The ambitious State of the Tropics Report was launched last week in Burma and Singapore, in a special televised event.
The report was kicked off by Nobel Laureate and Burmese leader Aung San Suu Kyi with assistance from Sandra Harding, the Vice-Chancellor of James Cook University in Australia, and a panel of experts that included ALERT director Bill Laurance.

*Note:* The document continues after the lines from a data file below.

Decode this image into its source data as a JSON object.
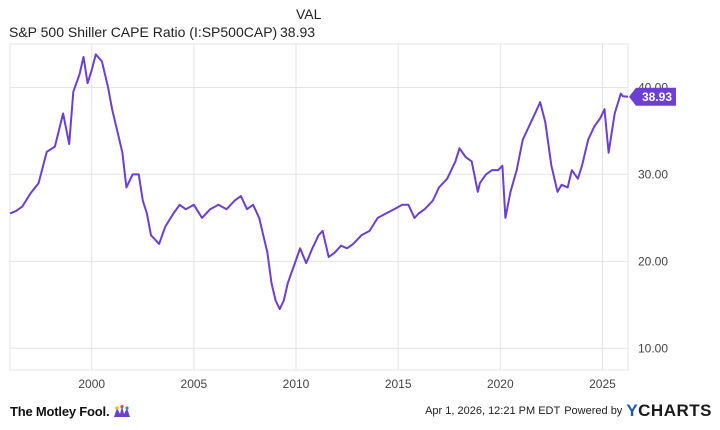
{
  "header": {
    "value_column_label": "VAL",
    "series_name": "S&P 500 Shiller CAPE Ratio (I:SP500CAP)",
    "series_value": "38.93"
  },
  "footer": {
    "logo_text": "The Motley Fool.",
    "timestamp": "Apr 1, 2026, 12:21 PM EDT",
    "powered_by": "Powered by",
    "brand_y": "Y",
    "brand_rest": "CHARTS"
  },
  "colors": {
    "line": "#6b3fd4",
    "grid": "#e4e4e4",
    "label": "#444444",
    "badge": "#6b3fd4"
  },
  "chart_data": {
    "type": "line",
    "title": "",
    "xlabel": "",
    "ylabel": "",
    "xlim": [
      1996.0,
      2026.25
    ],
    "ylim": [
      7.5,
      45.0
    ],
    "x_ticks": [
      2000,
      2005,
      2010,
      2015,
      2020,
      2025
    ],
    "x_tick_labels": [
      "2000",
      "2005",
      "2010",
      "2015",
      "2020",
      "2025"
    ],
    "y_ticks": [
      10,
      20,
      30,
      40
    ],
    "y_tick_labels": [
      "10.00",
      "20.00",
      "30.00",
      "40.00"
    ],
    "grid": true,
    "last_value_label": "38.93",
    "series": [
      {
        "name": "S&P 500 Shiller CAPE Ratio (I:SP500CAP)",
        "x": [
          1996.0,
          1996.3,
          1996.6,
          1997.0,
          1997.4,
          1997.8,
          1998.2,
          1998.6,
          1998.9,
          1999.1,
          1999.4,
          1999.6,
          1999.8,
          2000.0,
          2000.2,
          2000.5,
          2000.8,
          2001.0,
          2001.3,
          2001.5,
          2001.7,
          2002.0,
          2002.3,
          2002.5,
          2002.7,
          2002.9,
          2003.1,
          2003.3,
          2003.6,
          2004.0,
          2004.3,
          2004.6,
          2005.0,
          2005.4,
          2005.8,
          2006.2,
          2006.6,
          2007.0,
          2007.3,
          2007.6,
          2007.9,
          2008.2,
          2008.4,
          2008.6,
          2008.8,
          2009.0,
          2009.2,
          2009.4,
          2009.6,
          2009.9,
          2010.2,
          2010.5,
          2010.8,
          2011.1,
          2011.3,
          2011.6,
          2011.9,
          2012.2,
          2012.5,
          2012.8,
          2013.2,
          2013.6,
          2014.0,
          2014.4,
          2014.8,
          2015.2,
          2015.5,
          2015.8,
          2016.0,
          2016.3,
          2016.7,
          2017.0,
          2017.4,
          2017.8,
          2018.0,
          2018.3,
          2018.6,
          2018.9,
          2019.0,
          2019.3,
          2019.6,
          2019.9,
          2020.1,
          2020.25,
          2020.5,
          2020.8,
          2021.1,
          2021.4,
          2021.7,
          2021.95,
          2022.2,
          2022.5,
          2022.8,
          2023.0,
          2023.3,
          2023.5,
          2023.8,
          2024.0,
          2024.3,
          2024.6,
          2024.9,
          2025.1,
          2025.3,
          2025.6,
          2025.9,
          2026.0,
          2026.25
        ],
        "values": [
          25.5,
          25.8,
          26.3,
          27.8,
          29.0,
          32.6,
          33.2,
          37.0,
          33.5,
          39.5,
          41.5,
          43.5,
          40.5,
          42.0,
          43.8,
          43.0,
          40.0,
          37.5,
          34.5,
          32.5,
          28.5,
          30.0,
          30.0,
          27.0,
          25.5,
          23.0,
          22.5,
          22.0,
          24.0,
          25.5,
          26.5,
          26.0,
          26.5,
          25.0,
          26.0,
          26.5,
          26.0,
          27.0,
          27.5,
          26.0,
          26.5,
          25.0,
          23.0,
          21.0,
          17.5,
          15.5,
          14.5,
          15.5,
          17.5,
          19.5,
          21.5,
          19.8,
          21.5,
          23.0,
          23.5,
          20.5,
          21.0,
          21.8,
          21.5,
          22.0,
          23.0,
          23.5,
          25.0,
          25.5,
          26.0,
          26.5,
          26.5,
          25.0,
          25.5,
          26.0,
          27.0,
          28.5,
          29.5,
          31.5,
          33.0,
          32.0,
          31.5,
          28.0,
          29.0,
          30.0,
          30.5,
          30.5,
          31.0,
          25.0,
          28.0,
          30.5,
          34.0,
          35.5,
          37.0,
          38.3,
          36.0,
          31.0,
          28.0,
          28.8,
          28.5,
          30.5,
          29.5,
          31.0,
          34.0,
          35.5,
          36.5,
          37.5,
          32.5,
          37.0,
          39.3,
          39.0,
          38.93
        ]
      }
    ]
  }
}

Produced by a coalition of 12 universities and research institutes from the Asia-Pacific, Africa, and Latin America, the State of the Tropics report sees dramatic changes ahead for the world's tropical regions:
- by the latter part of this century, the population of tropical nations will swell by over 3 billion additional people, with Africa's population nearly quadrupling
- food demand in tropical and developing nations will double by mid-century
- by 2050, two-thirds of all children will live in the tropics
- land-use pressures will intensify sharply because of a dire need to increase food and biofuel production in the tropics
- as the century unfolds, tropical nations will increasingly be the centers of global economic growth and also rising geopolitical conflicts over land, water, and natural resources
- the tropics sustains 80% of all species, many of which will be imperiled by rising habitat loss, climate change, and other perils.
The State of the Tropics report is the first comprehensive effort to project change across the entire tropical region -- which will increasingly become a key driver of social, economic, and environmental change globally.